It was important for Paul to take some time to work, making tents with Priscilla and Aquila. After having traveled through Macedonia, then down to Athens, and now over to Achaia to the city of Corinth, he was by himself, and I surmise that he had run out of money. He needed a way to eat. He needed a way to find shelter, but his resources had run low.
In that case, it made sense for him to stop evangelizing, stop preaching and teaching as his full-time work. He needed to resupply himself, so he started working alongside of Priscilla and Aquila.
After this, Paul left Athens and went to Corinth. There he met a Jew named Aquila, a native of Pontus, who had recently come from Italy with his wife Priscilla, because Claudius had ordered all Jews to leave Rome. Paul went to see them, and because he was a tentmaker as they were, he stayed and worked with them. Every Sabbath he reasoned in the synagogue, trying to persuade Jews and Greeks.
When Silas and Timothy came from Macedonia, Paul devoted himself exclusively to preaching, testifying to the Jews that Jesus was the Messiah.
Acts 18:1-5
Yet God used this time as well. Paul stayed with them and worked with them and this time became very fruitful. We see Priscilla and Aquila go on to be instrumental in the start of the church in Ephesus, and then they are mentioned later in Paul’s letter to the Romans, so they had later returned to Rome, where they were from originally, to be part of starting and the church there as well. Beyond this, they also taught and discipled Apollos, who would himself end up back in Corinth to continue to teach the same people where Paul had met Priscilla and Aquila.
Even while Paul was making tents, he would still go to the synagogue on the Sabbath.
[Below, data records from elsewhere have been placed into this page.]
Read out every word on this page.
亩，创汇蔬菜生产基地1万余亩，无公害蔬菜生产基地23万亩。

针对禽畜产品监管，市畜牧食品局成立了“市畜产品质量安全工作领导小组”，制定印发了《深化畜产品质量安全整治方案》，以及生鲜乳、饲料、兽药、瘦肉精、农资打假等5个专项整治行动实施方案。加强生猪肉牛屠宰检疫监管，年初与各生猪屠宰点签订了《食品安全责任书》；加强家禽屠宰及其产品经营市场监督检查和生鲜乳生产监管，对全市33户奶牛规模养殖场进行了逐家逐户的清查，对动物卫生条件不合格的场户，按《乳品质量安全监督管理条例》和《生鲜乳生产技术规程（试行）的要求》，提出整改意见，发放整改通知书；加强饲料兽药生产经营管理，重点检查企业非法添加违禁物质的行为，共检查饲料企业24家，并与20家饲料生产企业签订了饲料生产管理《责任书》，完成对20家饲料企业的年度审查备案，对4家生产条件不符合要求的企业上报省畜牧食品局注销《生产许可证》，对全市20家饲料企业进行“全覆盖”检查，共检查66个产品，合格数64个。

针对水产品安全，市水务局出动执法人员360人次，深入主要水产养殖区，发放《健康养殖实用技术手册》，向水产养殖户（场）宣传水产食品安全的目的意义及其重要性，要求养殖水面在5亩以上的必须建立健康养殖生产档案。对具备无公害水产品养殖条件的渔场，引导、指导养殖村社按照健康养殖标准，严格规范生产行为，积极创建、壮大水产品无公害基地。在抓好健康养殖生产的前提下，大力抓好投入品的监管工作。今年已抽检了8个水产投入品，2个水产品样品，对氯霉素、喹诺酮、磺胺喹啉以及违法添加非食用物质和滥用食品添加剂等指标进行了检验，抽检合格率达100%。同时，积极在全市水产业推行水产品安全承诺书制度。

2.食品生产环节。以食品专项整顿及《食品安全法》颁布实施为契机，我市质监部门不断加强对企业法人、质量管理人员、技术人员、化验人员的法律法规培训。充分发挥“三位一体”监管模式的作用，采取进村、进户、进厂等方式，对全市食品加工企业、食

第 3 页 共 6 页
He was still teaching and preaching. He was still doing the work of the Lord.
But the point that I want to make here is that there came a time when Silas and Timothy arrived to find Paul there in Corinth. They had followed his footsteps from Macedonia down to Athens and then over to Corinth, finally reaching him there. But when they arrived, what did Paul do? He returned back to preaching and teaching full time.
Why was he able to do that? While it doesn’t say it here specifically in Acts 18, Silas and Timothy had brought an offering from the Macedonian churches, probably specifically from Philippi. Paul makes reference to this offering in both his letter to the Philippians as well as his later letter back to the Corinthians:
Moreover, as you Philippians know, in the early days of your acquaintance with the gospel, when I set out from Macedonia, not one church shared with me in the matter of giving and receiving, except you only; for even when I was in Thessalonica, you sent me aid more than once when I was in need.
Philippians 4:15-16
And when I was with you and needed something, I was not a burden to anyone, for the brothers who came from Macedonia supplied what I needed. I have kept myself from being a burden to you in any way, and will continue to do so.
2 Corinthians 11:9
So there came a time at which Paul stopped making tents. He was able to do that because of the financial support that he received from the church in Philippi. And when he did receive that support, he stopped making tents and returned back to doing that which God had called him to do full-time.
Paul did what he needed to do for the time that he needed to do it, but he also knew the calling that he had received from the Lord, that the Holy Spirit had called him into service for a specific work to be the Apostle to the Gentiles. He would take the word of God across present-day Lebanon, Turkey, North Macedonia, and Greece, and his work would result in many others coming to know the Lord because his teaching would be repeated and spread into several other locations. He needed to do the work full-time, not holding to a notion that he must continue to make tents to support himself, but instead using the resources provided by the Lord, from the harvest field, for the work of continuing to see the kingdom of God continue to spread amongst those who had not yet heard.